To the contrary, the Chinese have rallied to Yao Ming’s cause. His campaign spurred a successful businessman to become a full-time environmental activist who mobilized tens of thousands of weibo (a Chinese version of Twitter) users to prevent the cruel finning of sharks. This kind of mass opposition to animal cruelty is not new in China, which is home to more vegetarians and vegans (50 million) than the U.S. has (30 million). Every country hosts animal cruelty — in the United States alone, 7 billion chickens are slaughtered for food every year — and every country has home-grown resistance movements, including China.
The public awareness campaign started seven years ago, in 2006, so it alone probably does not account for the sharp decline in demand over the past two years. A more recent development probably plays a large role: a government crackdown on corruption in the public sector.

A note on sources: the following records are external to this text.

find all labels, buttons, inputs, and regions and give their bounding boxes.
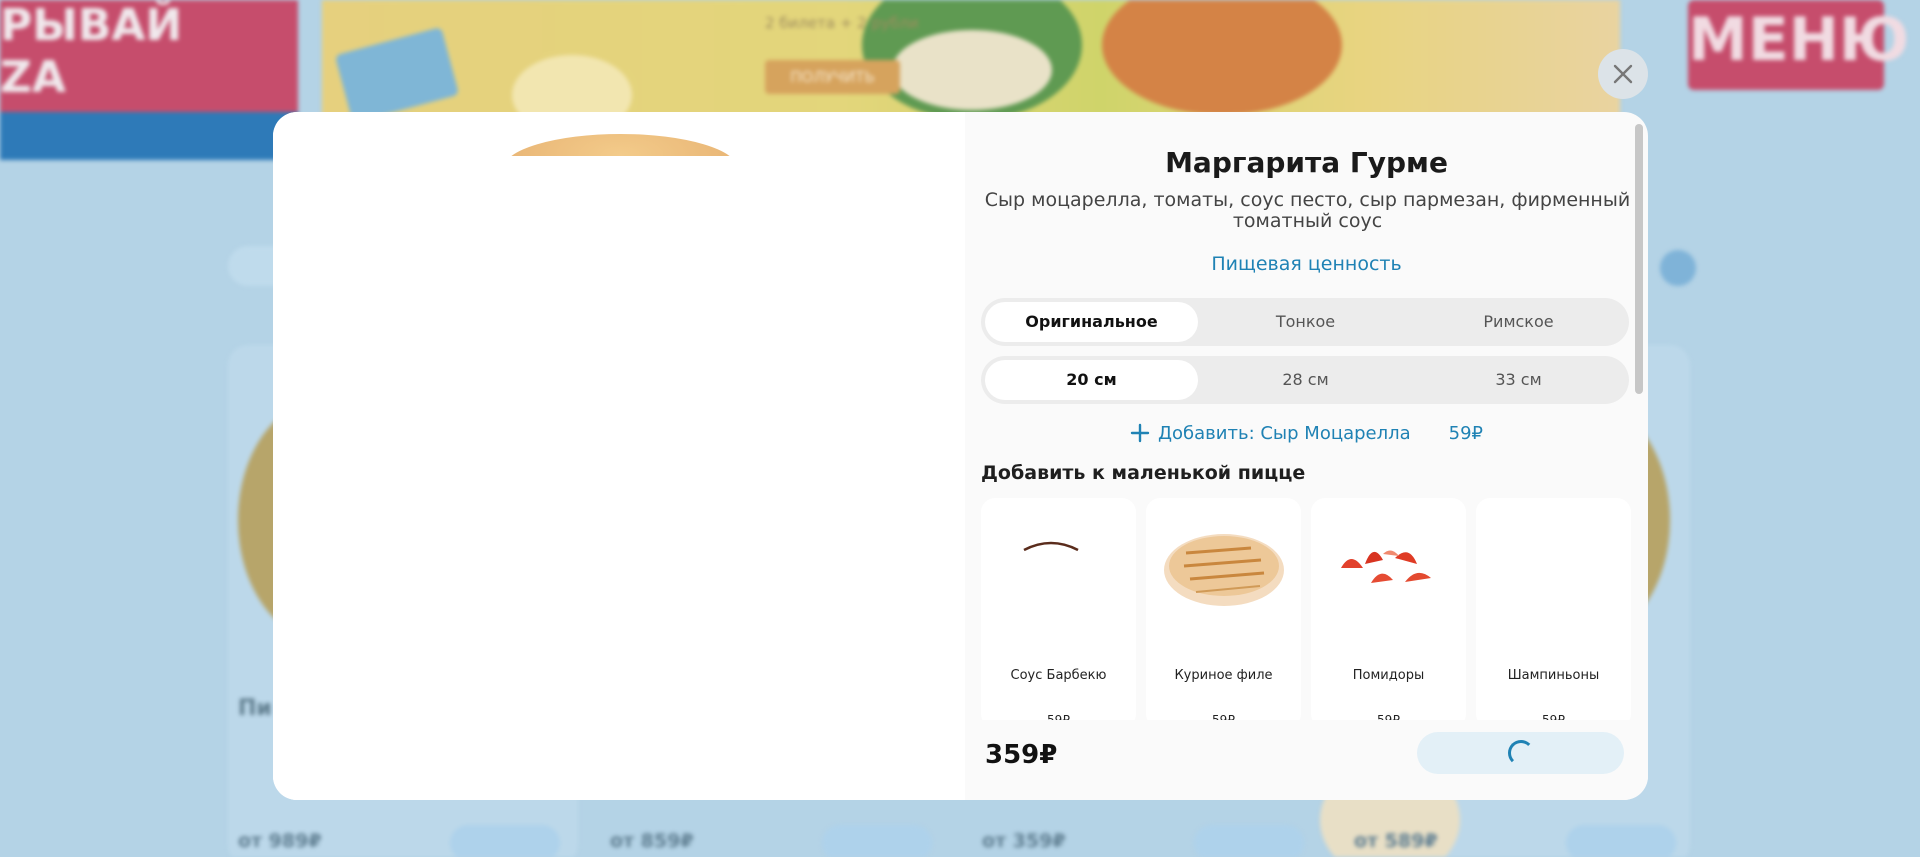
total-price: 359₽ xyxy=(985,740,1058,770)
dough-option-original[interactable]: Оригинальное xyxy=(985,302,1198,342)
product-price-bg: от 859₽ xyxy=(610,830,694,852)
topping-card-bbq-sauce[interactable]: Соус Барбекю 59₽ xyxy=(981,498,1136,728)
topping-name: Соус Барбекю xyxy=(1010,668,1107,683)
size-option-33[interactable]: 33 см xyxy=(1412,360,1625,400)
select-button-bg xyxy=(822,825,932,857)
promo-banner-note: 2 билета + 2 рубли xyxy=(765,14,919,32)
topping-name: Шампиньоны xyxy=(1507,668,1600,683)
dough-option-roman[interactable]: Римское xyxy=(1412,302,1625,342)
select-button-bg xyxy=(450,825,560,857)
topping-card-mushrooms[interactable]: Шампиньоны 59₽ xyxy=(1476,498,1631,728)
pizza-image-loading-area xyxy=(273,156,965,800)
product-title: Маргарита Гурме xyxy=(1165,146,1448,179)
product-description: Сыр моцарелла, томаты, соус песто, сыр п… xyxy=(984,189,1631,232)
add-cheese-label: Добавить: Сыр Моцарелла xyxy=(1157,422,1411,444)
category-scroll-button xyxy=(1660,250,1696,286)
topping-card-chicken-fillet[interactable]: Куриное филе 59₽ xyxy=(1146,498,1301,728)
close-icon xyxy=(1613,64,1633,84)
details-scrollbar[interactable] xyxy=(1635,124,1643,394)
promo-banner-left-strip xyxy=(0,112,298,160)
product-price-bg: от 359₽ xyxy=(982,830,1066,852)
loading-spinner-icon xyxy=(1507,740,1534,766)
nutrition-info-link[interactable]: Пищевая ценность xyxy=(965,253,1648,275)
topping-name: Помидоры xyxy=(1352,668,1425,683)
promo-banner-button: ПОЛУЧИТЬ xyxy=(765,60,900,94)
product-modal: Маргарита Гурме Сыр моцарелла, томаты, с… xyxy=(273,112,1648,800)
bbq-sauce-image xyxy=(1023,541,1079,552)
add-cheese-button[interactable]: Добавить: Сыр Моцарелла 59₽ xyxy=(965,418,1648,448)
promo-banner-left-text: РЫВАЙ ZA xyxy=(0,0,183,103)
product-price-bg: от 589₽ xyxy=(1354,830,1438,852)
mushrooms-image xyxy=(1486,508,1621,623)
product-card-title-bg: Пи xyxy=(238,696,272,721)
dough-selector: Оригинальное Тонкое Римское xyxy=(981,298,1629,346)
close-modal-button[interactable] xyxy=(1598,49,1648,99)
add-cheese-price: 59₽ xyxy=(1448,422,1484,444)
topping-name: Куриное филе xyxy=(1174,668,1273,683)
size-option-20[interactable]: 20 см xyxy=(985,360,1198,400)
modal-footer: 359₽ xyxy=(965,720,1648,800)
size-option-28[interactable]: 28 см xyxy=(1199,360,1412,400)
topping-card-tomatoes[interactable]: Помидоры 59₽ xyxy=(1311,498,1466,728)
menu-banner: МЕНЮ xyxy=(1688,0,1909,90)
dough-option-thin[interactable]: Тонкое xyxy=(1199,302,1412,342)
promo-banner-left: РЫВАЙ ZA xyxy=(0,0,298,160)
chicken-fillet-image xyxy=(1164,534,1284,606)
product-image-panel xyxy=(273,112,965,800)
plus-icon xyxy=(1130,423,1150,443)
select-button-bg xyxy=(1194,825,1304,857)
toppings-section-title: Добавить к маленькой пицце xyxy=(981,462,1306,484)
product-details-panel: Маргарита Гурме Сыр моцарелла, томаты, с… xyxy=(965,112,1648,800)
tomatoes-image xyxy=(1341,550,1431,583)
product-price-bg: от 989₽ xyxy=(238,830,322,852)
add-to-cart-button[interactable] xyxy=(1417,732,1624,774)
size-selector: 20 см 28 см 33 см xyxy=(981,356,1629,404)
select-button-bg xyxy=(1566,825,1676,857)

Restaurants in China charge up to $325 for one bowl of shark fin soup, suggesting either that it tastes divine, or that people order it to show off their wealth. Reports are that the dish tastes bland at best (check The Yale Globalist, Time Magazine, this writer who likes eating live, moving crab but spurns shark fins, and celebrity chef Gordon Ramsey, who says it “tastes of nothing”), so this is a clear and literal case of conspicuous consumption.
China’s government banned the soup from its functions because its consumption by public authorities smacks of corruption. Special interests would serve it to public officials at pricey banquets intended to woo them, and government workers were also buying it themselves, presumably at the state’s expense. The new ban has caused the soup to disappear from some high-end menus.
In addition to increased awareness of animal cruelty and the government’s crackdown on corruption, health concerns have played a role in steering people in China away from shark fin soup. Authorities recently reported finding dangerous toxins like cadmium and BMAA (which can cause degenerative brain disease) in the soup, even at high-end restaurants.